Advanced creative writing
This module develops your writing ability by widening your generic range and developing your knowledge of structure and style. The module works on the forms introduced in Creative writing (A215) – fiction, poetry and life writing – and supplements these with dramatic writing, showing you how to write for stage, audio and screen. You’ll explore how skills and techniques from one form of writing might usefully cross over to others: how does a short story become a film? How are scriptwriting techniques employed in novels? And how might poets and life writers fruitfully engage with the strategies of dramatists and writers of prose fiction? The module offers guidance on structuring compelling narratives and cultivating distinctive voices, and is a natural progression from the OU level 2 module.
What you will study
This module is structured in four parts. At the core of the module is a handbook that takes you week-by-week through methods, readings and writing exercises. This handbook covers the first three parts of the module. The fourth part is a period of independent study and project work. The handbook is complemented by online study material containing audios, videos, animations and other interactive exercises to enhance your learning, such as interviews with writers and discussions with publishing industry professionals. Online tutorials offer additional opportunities to receive guidance and support from tutors.
Part 1: Ways of writing
You'll begin by looking at different approaches to writing. In particular, you'll focus on the influence of genre, world-building in dystopian and fantasy fiction, setting in life writing and narrative in poetry. Work includes readings and writing exercises in fiction, poetry, and life writing.
Part 2: Dramatic writing
You'll progress to explore writing techniques for three dramatic media: stage, film and audio, which will illustrate the narrative strengths and constraints of each medium. You'll examine the conventional layouts for these media, and this part will also deal with dramatic principles connected to dialogue, subtext, status and exposition, as well as media-specific elements such as sets for the stage, aural contrast in audio and montage in film. You’ll also consider the techniques involved in adapting work in other genres to script.
Part 3: Developing style and structure
You'll look at how some of the methods used in dramatic writing can improve fiction writing, life writing and poetry. You’ll consider the inner world in life writing and dramatic techniques in poetry. This section goes on to explore writing approaches in a wide-ranging fashion, covering time, voice, long and short-form work, theme and structure, and the uses of rhetoric and analogy.
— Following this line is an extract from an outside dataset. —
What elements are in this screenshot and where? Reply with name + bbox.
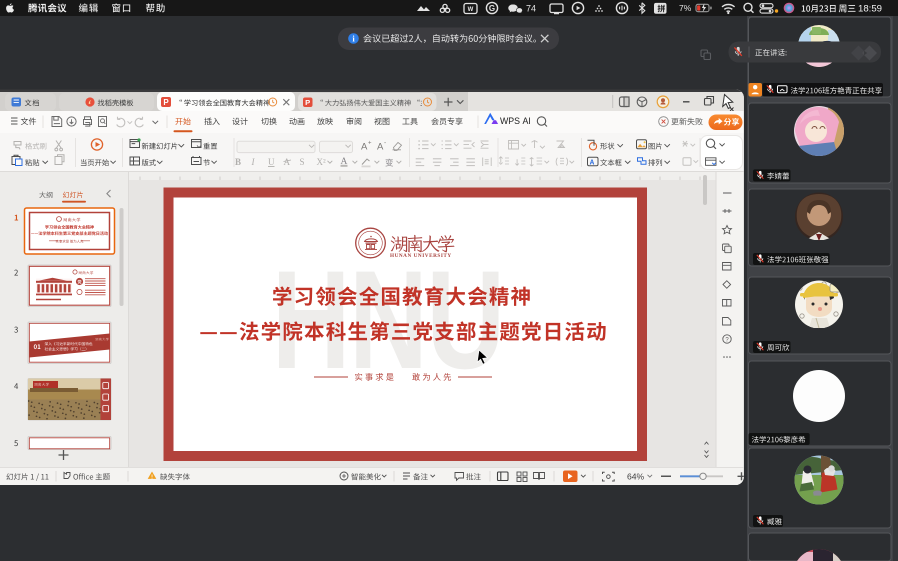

You’ll focus on improving your approach to structure, style and voice in all genres.
Part 4: Independent study
This final part involves working on a larger project, culminating in the presentation of an end-of-module assessment comprising a substantial piece of creative writing in one of the forms taught in the module – fiction, poetry, life writing or drama.
As in Creative writing (A215), the emphasis is very much on practice through guided activities, although as the module progresses, you will increasingly be expected to generate and develop your own ideas without reliance on the study materials. In comparison to the OU level 2 module, the emphasis will be on working independently to enhance and improve your approach to structure style and voice. You'll spend longer developing, editing and redrafting your work and will write a dramatic adaptation and explore the influence of drama on your work.
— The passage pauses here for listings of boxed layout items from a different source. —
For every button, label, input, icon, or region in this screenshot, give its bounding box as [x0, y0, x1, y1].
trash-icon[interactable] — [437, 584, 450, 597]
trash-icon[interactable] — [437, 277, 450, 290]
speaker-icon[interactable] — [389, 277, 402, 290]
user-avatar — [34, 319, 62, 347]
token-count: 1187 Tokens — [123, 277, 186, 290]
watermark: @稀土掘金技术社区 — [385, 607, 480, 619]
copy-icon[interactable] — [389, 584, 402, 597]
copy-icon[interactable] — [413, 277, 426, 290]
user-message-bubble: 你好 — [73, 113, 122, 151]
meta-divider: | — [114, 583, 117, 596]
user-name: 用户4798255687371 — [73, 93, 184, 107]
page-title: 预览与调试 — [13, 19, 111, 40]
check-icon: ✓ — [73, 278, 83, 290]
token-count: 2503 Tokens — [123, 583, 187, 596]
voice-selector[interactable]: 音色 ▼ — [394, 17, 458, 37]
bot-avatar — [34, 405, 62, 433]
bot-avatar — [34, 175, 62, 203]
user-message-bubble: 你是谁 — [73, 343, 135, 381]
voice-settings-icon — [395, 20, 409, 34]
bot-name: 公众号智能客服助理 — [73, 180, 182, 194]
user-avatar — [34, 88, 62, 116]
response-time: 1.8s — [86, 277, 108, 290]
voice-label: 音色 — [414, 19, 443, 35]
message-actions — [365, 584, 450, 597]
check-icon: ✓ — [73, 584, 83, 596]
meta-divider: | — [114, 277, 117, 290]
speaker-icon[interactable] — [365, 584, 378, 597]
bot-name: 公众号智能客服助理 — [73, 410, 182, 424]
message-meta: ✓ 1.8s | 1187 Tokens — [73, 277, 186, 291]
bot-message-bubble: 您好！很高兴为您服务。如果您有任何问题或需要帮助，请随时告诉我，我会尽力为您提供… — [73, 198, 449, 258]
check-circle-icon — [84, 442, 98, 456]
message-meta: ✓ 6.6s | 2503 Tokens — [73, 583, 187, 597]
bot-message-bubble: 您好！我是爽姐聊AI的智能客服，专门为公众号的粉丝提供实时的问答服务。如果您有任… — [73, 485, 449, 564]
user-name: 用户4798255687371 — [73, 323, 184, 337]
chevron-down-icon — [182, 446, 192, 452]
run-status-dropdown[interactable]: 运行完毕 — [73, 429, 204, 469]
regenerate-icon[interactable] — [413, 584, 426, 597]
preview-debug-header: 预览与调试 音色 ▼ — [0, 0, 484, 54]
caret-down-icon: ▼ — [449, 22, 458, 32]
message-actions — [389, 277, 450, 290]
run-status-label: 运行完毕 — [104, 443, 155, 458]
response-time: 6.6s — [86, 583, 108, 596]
Online tutor-group forums will enable peer-group discussion of some of your work. You'll be expected to engage in these activities, giving impersonal and informed evaluations of your own and others’ work through constructive criticism. Some of the tutor-marked assignments will require evidence of engagement on the online forum.
Entry requirements
This module builds on the explicit skills taught in Creative writing (A215), ideally which you'll have completed, or equivalent study, before embarking on this module.
If this is your first creative writing module, then ‘equivalent study’ would comprise preparation, including our Creative Writing Tasters and Exercises, which has interviews with writers, sample writing exercises and links to other creative writing study at the OU.
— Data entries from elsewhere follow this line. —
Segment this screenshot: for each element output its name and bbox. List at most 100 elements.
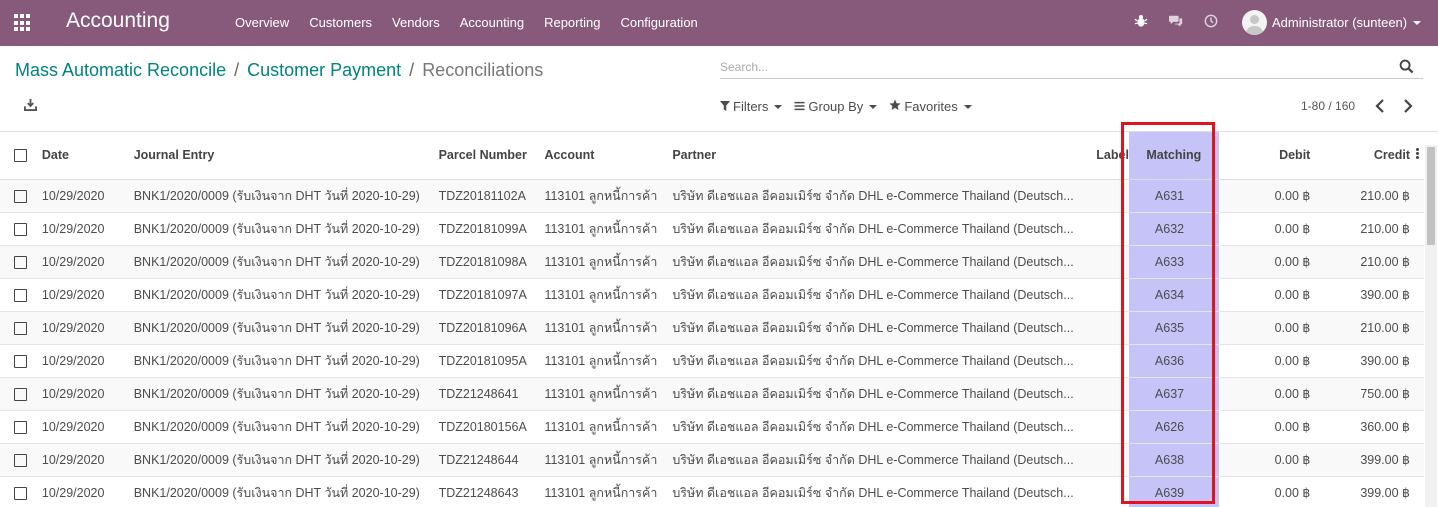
row-checkbox[interactable] bbox=[14, 420, 27, 434]
row-select-cell bbox=[0, 212, 42, 246]
col-account[interactable]: Account bbox=[544, 132, 673, 180]
cell-spacer bbox=[1410, 344, 1424, 378]
cell-label bbox=[1096, 212, 1129, 246]
filters-dropdown[interactable]: Filters bbox=[720, 99, 783, 114]
table-row[interactable]: 10/29/2020 BNK1/2020/0009 (รับเงินจาก DHT… bbox=[0, 311, 1424, 345]
top-navbar: Accounting Overview Customers Vendors Ac… bbox=[0, 0, 1438, 46]
download-icon[interactable] bbox=[24, 98, 38, 112]
table-row[interactable]: 10/29/2020 BNK1/2020/0009 (รับเงินจาก DHT… bbox=[0, 212, 1424, 246]
row-checkbox[interactable] bbox=[14, 255, 27, 269]
row-select-cell bbox=[0, 476, 42, 507]
row-checkbox[interactable] bbox=[14, 354, 27, 368]
cell-matching: A626 bbox=[1128, 410, 1219, 444]
cell-account: 113101 ลูกหนี้การค้า bbox=[544, 278, 673, 312]
table-row[interactable]: 10/29/2020 BNK1/2020/0009 (รับเงินจาก DHT… bbox=[0, 476, 1424, 507]
reconciliation-table: Date Journal Entry Parcel Number Account… bbox=[0, 132, 1424, 507]
user-menu[interactable]: Administrator (sunteen) bbox=[1242, 10, 1422, 35]
row-checkbox[interactable] bbox=[14, 486, 27, 500]
col-label[interactable]: Label bbox=[1096, 132, 1129, 180]
row-checkbox[interactable] bbox=[14, 222, 27, 236]
partner-text: บริษัท ดีเอชแอล อีคอมเมิร์ซ จำกัด DHL e-… bbox=[672, 452, 1074, 467]
group-by-dropdown[interactable]: Group By bbox=[794, 99, 878, 114]
cell-partner: บริษัท ดีเอชแอล อีคอมเมิร์ซ จำกัด DHL e-… bbox=[672, 377, 1097, 411]
partner-text: บริษัท ดีเอชแอล อีคอมเมิร์ซ จำกัด DHL e-… bbox=[672, 485, 1074, 500]
column-options-icon[interactable] bbox=[1410, 132, 1424, 180]
row-checkbox[interactable] bbox=[14, 321, 27, 335]
menu-vendors[interactable]: Vendors bbox=[392, 15, 440, 30]
cell-account: 113101 ลูกหนี้การค้า bbox=[544, 344, 673, 378]
search-icon[interactable] bbox=[1399, 59, 1415, 75]
scrollbar[interactable] bbox=[1425, 145, 1437, 507]
favorites-dropdown[interactable]: Favorites bbox=[889, 99, 972, 114]
search-bar bbox=[720, 57, 1423, 79]
table-row[interactable]: 10/29/2020 BNK1/2020/0009 (รับเงินจาก DHT… bbox=[0, 410, 1424, 444]
cell-parcel-number: TDZ20181095A bbox=[438, 344, 545, 378]
cell-label bbox=[1096, 278, 1129, 312]
table-row[interactable]: 10/29/2020 BNK1/2020/0009 (รับเงินจาก DHT… bbox=[0, 443, 1424, 477]
col-date[interactable]: Date bbox=[41, 132, 134, 180]
cell-journal-entry: BNK1/2020/0009 (รับเงินจาก DHT วันที่ 20… bbox=[133, 443, 439, 477]
cell-account: 113101 ลูกหนี้การค้า bbox=[544, 476, 673, 507]
table-row[interactable]: 10/29/2020 BNK1/2020/0009 (รับเงินจาก DHT… bbox=[0, 278, 1424, 312]
cell-journal-entry: BNK1/2020/0009 (รับเงินจาก DHT วันที่ 20… bbox=[133, 278, 439, 312]
select-all-cell bbox=[0, 132, 42, 180]
cell-credit: 210.00 ฿ bbox=[1310, 245, 1410, 279]
chevron-down-icon bbox=[963, 104, 972, 109]
col-partner[interactable]: Partner bbox=[672, 132, 1097, 180]
pager-value[interactable]: 1-80 / 160 bbox=[1301, 99, 1355, 113]
cell-label bbox=[1096, 311, 1129, 345]
search-input[interactable] bbox=[720, 57, 1400, 77]
cell-matching: A639 bbox=[1128, 476, 1219, 507]
chevron-down-icon bbox=[869, 104, 878, 109]
select-all-checkbox[interactable] bbox=[14, 149, 27, 163]
cell-parcel-number: TDZ20181099A bbox=[438, 212, 545, 246]
col-credit[interactable]: Credit bbox=[1310, 132, 1410, 180]
favorites-label: Favorites bbox=[904, 99, 958, 114]
row-checkbox[interactable] bbox=[14, 288, 27, 302]
menu-overview[interactable]: Overview bbox=[235, 15, 289, 30]
row-checkbox[interactable] bbox=[14, 189, 27, 203]
cell-account: 113101 ลูกหนี้การค้า bbox=[544, 179, 673, 213]
app-brand[interactable]: Accounting bbox=[66, 9, 170, 33]
breadcrumb-separator: / bbox=[234, 60, 240, 80]
filter-icon bbox=[720, 100, 730, 114]
col-matching[interactable]: Matching bbox=[1128, 132, 1219, 180]
row-checkbox[interactable] bbox=[14, 387, 27, 401]
breadcrumb-mass-reconcile[interactable]: Mass Automatic Reconcile bbox=[15, 60, 226, 81]
cell-date: 10/29/2020 bbox=[41, 278, 134, 312]
bug-icon[interactable] bbox=[1134, 14, 1149, 29]
menu-configuration[interactable]: Configuration bbox=[620, 15, 697, 30]
menu-reporting[interactable]: Reporting bbox=[544, 15, 600, 30]
cell-parcel-number: TDZ21248641 bbox=[438, 377, 545, 411]
menu-accounting[interactable]: Accounting bbox=[460, 15, 524, 30]
row-checkbox[interactable] bbox=[14, 453, 27, 467]
table-row[interactable]: 10/29/2020 BNK1/2020/0009 (รับเงินจาก DHT… bbox=[0, 377, 1424, 411]
chevron-left-icon[interactable] bbox=[1374, 97, 1386, 115]
cell-partner: บริษัท ดีเอชแอล อีคอมเมิร์ซ จำกัด DHL e-… bbox=[672, 344, 1097, 378]
partner-text: บริษัท ดีเอชแอล อีคอมเมิร์ซ จำกัด DHL e-… bbox=[672, 287, 1074, 302]
cell-debit: 0.00 ฿ bbox=[1218, 212, 1311, 246]
group-by-label: Group By bbox=[808, 99, 864, 114]
table-row[interactable]: 10/29/2020 BNK1/2020/0009 (รับเงินจาก DHT… bbox=[0, 344, 1424, 378]
cell-credit: 399.00 ฿ bbox=[1310, 476, 1410, 507]
list-view: Date Journal Entry Parcel Number Account… bbox=[0, 131, 1438, 507]
col-parcel-number[interactable]: Parcel Number bbox=[438, 132, 545, 180]
apps-icon[interactable] bbox=[14, 14, 32, 32]
cell-parcel-number: TDZ21248643 bbox=[438, 476, 545, 507]
chevron-right-icon[interactable] bbox=[1402, 97, 1414, 115]
col-debit[interactable]: Debit bbox=[1218, 132, 1311, 180]
cell-matching: A636 bbox=[1128, 344, 1219, 378]
table-row[interactable]: 10/29/2020 BNK1/2020/0009 (รับเงินจาก DHT… bbox=[0, 245, 1424, 279]
breadcrumb-customer-payment[interactable]: Customer Payment bbox=[247, 60, 401, 81]
cell-date: 10/29/2020 bbox=[41, 179, 134, 213]
chat-icon[interactable] bbox=[1169, 14, 1184, 29]
filters-label: Filters bbox=[733, 99, 769, 114]
col-journal-entry[interactable]: Journal Entry bbox=[133, 132, 439, 180]
cell-journal-entry: BNK1/2020/0009 (รับเงินจาก DHT วันที่ 20… bbox=[133, 212, 439, 246]
cell-credit: 360.00 ฿ bbox=[1310, 410, 1410, 444]
clock-icon[interactable] bbox=[1204, 14, 1219, 29]
table-row[interactable]: 10/29/2020 BNK1/2020/0009 (รับเงินจาก DHT… bbox=[0, 179, 1424, 213]
scrollbar-thumb[interactable] bbox=[1427, 147, 1435, 245]
cell-credit: 210.00 ฿ bbox=[1310, 311, 1410, 345]
menu-customers[interactable]: Customers bbox=[309, 15, 372, 30]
If you have any doubt about the suitability of the module, please speak to an adviser.
Preparatory work
You are also strongly advised to prepare for the module by reading Creative Writing: A workbook with readings (2nd edition).
What's included
You’ll be provided with the printed module Handbook, which is the principal guide to your learning, and have access to a module website, which includes:
- a week-by-week study planner
- module materials, including the Introduction to the Module guide
- audio, video and interactive content
- assignment and assessment details and submission section
- online forums and tutorial access.
- electronic versions of the printed study materials
- online exercises and activities
- further links to online resources
Computing requirements
You’ll need broadband internet access and a desktop or laptop computer with an up-to-date version of Windows (10 or 11) or macOS Ventura or higher.
Any additional software will be provided or is generally freely available.
To join in spoken conversations in tutorials, we recommend a wired headset (headphones/earphones with a built-in microphone).
Our module websites comply with web standards, and any modern browser is suitable for most activities.
Our OU Study mobile app will operate on all current, supported versions of Android and iOS. It’s not available on Kindle.
It’s also possible to access some module materials on a mobile phone, tablet device or Chromebook. However, as you may be asked to install additional software or use certain applications, you’ll also require a desktop or laptop, as described above.